No, I decided it's not worth it. The put_user side already also
doesn't do any other speculation barriers, simply because it has no
speculative outputs that could then be used in some gadget to leak
anything.
I did extend the USER_ADDR_MAX logic to valid_user_address(), and I
wrote a commit log. And sent out what I *think* is a good patch to
lkml and the x86 maintainers:
https://lore.kernel.org/all/20241024013214.129639-1-torvalds@linux-foundation.org/
I'm not super-happy with the open-coded magic runtime section stuff in
getuser.S, but with no other asm users I also didn't want to randomly
pollute some header file with ugly asm-specific macros that only get
used in one place.
Also, I left the LAM case in, but disabled in a comment about how it
should be gated by LASS. So that code isn't actually enabled right
now.
Does anybody see any issues with that patch? It's not that many actual
lines of code, and I've been staring at it pretty much all day today
(in case anybody wondered why no pull requests), but I've been staring
at it so much that I'm patch-blind by now.

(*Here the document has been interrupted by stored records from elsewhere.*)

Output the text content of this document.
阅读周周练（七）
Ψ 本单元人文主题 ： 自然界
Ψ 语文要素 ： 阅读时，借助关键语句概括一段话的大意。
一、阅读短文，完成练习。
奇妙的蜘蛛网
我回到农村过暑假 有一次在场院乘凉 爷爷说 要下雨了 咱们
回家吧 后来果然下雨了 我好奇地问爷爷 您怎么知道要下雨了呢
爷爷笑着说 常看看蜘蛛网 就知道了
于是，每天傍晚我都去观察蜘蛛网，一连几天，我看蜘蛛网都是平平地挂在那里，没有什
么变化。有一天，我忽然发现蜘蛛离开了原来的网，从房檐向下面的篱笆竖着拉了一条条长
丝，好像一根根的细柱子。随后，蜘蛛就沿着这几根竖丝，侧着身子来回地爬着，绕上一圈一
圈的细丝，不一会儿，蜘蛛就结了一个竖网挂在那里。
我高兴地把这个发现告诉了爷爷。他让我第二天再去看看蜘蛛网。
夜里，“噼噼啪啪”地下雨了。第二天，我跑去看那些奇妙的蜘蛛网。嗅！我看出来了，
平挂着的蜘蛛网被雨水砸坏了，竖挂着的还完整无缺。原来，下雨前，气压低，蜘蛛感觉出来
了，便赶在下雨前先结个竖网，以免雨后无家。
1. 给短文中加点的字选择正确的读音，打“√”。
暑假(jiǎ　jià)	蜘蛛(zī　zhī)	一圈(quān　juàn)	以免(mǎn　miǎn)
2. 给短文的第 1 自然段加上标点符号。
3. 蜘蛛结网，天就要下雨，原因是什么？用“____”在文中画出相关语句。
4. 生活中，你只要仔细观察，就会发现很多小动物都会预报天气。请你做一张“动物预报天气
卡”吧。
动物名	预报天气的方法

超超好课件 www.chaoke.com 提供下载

I've also looked at the generated code. You can look at the asm
output, of course, but that ends up being pretty messy due to the
fixup hackery. I've been doing
objdump --disassemble --no-addresses --no-show-raw-insn vmlinux
and you can see where this gets used by searching for
"0x123456789abcdef" in the objdumpo disassembly. That's the runtime
constant that gets rewritten. Obviously some of them are for another
runtime constant (ie dcache_hash), but it's pretty obvious.
The code generation seems ok, but like the patch, I'm getting
code-blind from having looked at the same thing too many times. Yes,
it looked better when it only used the sign bit, but oh well..
And yes, I'm running that code now, and I did a few tests with system
calls with invalid addresses and some debug output. Which is still not
saying "it has no bugs", but at least any bugs aren't obvious to me.